Qualification of a modular Li-ion battery pack for LEO Satellites based on cells not specifically designed for space applications

Abstract

Nowadays, space market considers the development of Small Satellite as a key factor for LEO missions evolution. One of the main characteristics of these missions is the combination between performance achievable and low mission costs. It is then extremely important to reduce mission expenses and one aspect of paramount importance, when lowering development costs, is the use of technologies not specifically developed for the space environment. In this context, S.A.B. Aerospace started a project for the qualification of a modular battery pack equipped with elementary cells based on a Lithium-Cobalt (LiCoO2) electrochemical system, which are not specifically born for space applications.

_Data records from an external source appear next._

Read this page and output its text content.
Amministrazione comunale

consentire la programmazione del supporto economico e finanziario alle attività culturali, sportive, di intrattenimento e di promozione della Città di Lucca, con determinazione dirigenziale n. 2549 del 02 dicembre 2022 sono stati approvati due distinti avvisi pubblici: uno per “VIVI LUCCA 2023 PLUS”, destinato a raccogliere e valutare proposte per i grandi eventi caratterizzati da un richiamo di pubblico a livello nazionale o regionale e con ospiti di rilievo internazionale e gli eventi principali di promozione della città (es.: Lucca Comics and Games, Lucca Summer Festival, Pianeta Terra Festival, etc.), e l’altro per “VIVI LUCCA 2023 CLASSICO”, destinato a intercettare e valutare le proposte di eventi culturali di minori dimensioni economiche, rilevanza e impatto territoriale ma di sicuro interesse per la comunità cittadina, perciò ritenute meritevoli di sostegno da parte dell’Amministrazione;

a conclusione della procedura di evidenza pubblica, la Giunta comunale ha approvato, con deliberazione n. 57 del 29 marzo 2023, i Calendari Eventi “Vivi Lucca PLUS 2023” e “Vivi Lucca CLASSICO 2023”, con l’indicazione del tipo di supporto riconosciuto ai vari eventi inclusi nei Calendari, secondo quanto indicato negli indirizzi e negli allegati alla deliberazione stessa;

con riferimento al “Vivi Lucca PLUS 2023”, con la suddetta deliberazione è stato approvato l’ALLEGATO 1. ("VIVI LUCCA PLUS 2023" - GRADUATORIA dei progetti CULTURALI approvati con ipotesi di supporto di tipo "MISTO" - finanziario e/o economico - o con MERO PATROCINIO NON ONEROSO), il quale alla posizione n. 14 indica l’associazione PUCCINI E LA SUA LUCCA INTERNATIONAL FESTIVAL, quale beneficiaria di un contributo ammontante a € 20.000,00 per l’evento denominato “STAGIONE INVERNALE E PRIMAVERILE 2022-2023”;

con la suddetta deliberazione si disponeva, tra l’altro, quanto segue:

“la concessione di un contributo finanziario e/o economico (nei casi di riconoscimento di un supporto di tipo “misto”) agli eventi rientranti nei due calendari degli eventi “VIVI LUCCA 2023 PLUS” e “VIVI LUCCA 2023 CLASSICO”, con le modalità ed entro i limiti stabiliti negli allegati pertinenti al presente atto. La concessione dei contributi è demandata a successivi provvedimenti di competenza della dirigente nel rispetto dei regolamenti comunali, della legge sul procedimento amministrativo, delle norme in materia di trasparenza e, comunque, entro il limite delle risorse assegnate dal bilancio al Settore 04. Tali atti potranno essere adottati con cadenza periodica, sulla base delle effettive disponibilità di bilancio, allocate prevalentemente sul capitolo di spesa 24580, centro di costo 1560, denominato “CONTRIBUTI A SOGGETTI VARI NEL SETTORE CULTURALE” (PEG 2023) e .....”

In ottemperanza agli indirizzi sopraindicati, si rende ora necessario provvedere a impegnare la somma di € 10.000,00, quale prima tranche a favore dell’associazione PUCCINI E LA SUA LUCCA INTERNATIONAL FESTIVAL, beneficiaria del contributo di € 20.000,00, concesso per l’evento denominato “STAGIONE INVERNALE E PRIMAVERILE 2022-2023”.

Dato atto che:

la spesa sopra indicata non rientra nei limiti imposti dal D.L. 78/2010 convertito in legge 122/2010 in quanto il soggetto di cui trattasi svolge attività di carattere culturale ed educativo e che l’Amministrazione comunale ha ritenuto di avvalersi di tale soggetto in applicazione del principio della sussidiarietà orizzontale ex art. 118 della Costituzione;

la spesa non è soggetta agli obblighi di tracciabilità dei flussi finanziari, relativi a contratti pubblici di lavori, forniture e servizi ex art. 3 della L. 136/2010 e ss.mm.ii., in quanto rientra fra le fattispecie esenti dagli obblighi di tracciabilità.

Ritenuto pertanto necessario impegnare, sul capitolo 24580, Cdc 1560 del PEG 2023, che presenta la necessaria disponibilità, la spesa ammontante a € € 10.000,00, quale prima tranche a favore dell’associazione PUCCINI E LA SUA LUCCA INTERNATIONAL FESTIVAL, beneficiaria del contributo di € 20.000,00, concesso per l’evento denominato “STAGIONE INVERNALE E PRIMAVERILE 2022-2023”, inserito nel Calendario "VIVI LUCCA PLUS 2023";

The fundamental element of the battery pack is called “Module”: it integrates 8 Li-Ion cells connected in series and it is equipped with a PCB for passive voltage balancing. The modular concept allows the maximum versatility, satisfying power and energy demands for many different spacecrafts, depending on the number of integrated modules. This project is the follow up of the initiative undertaken to develop a battery pack for LARES (Laser Relativity Satellite) mission within the VEGA Launcher maiden Flight. Being the lifetime for the payload separation way shorter than in orbit servicing, a delta development is needed to show the compliance to Satellites missions. Thus, an innovative and accurate method to predict the available EoL (End of Life) capacity has been defined to show the suitability to the specific applications. Such method is based on the correlation between data collected from an Accelerated Lifecycle Test and mathematical method solutions. In this way, it is possible to set-up a test performing about 20% of duty cycles carried out from the battery during its overall lifetime, using maximum allowable charge/discharge rate to accelerate the capacity fading rather than a thermal chamber. After Accelerated Lifecycle test execution a Nominal Lifecycle test will be carried out, in order to investigate capacity fading effects on the battery with respect to the real power mission profile.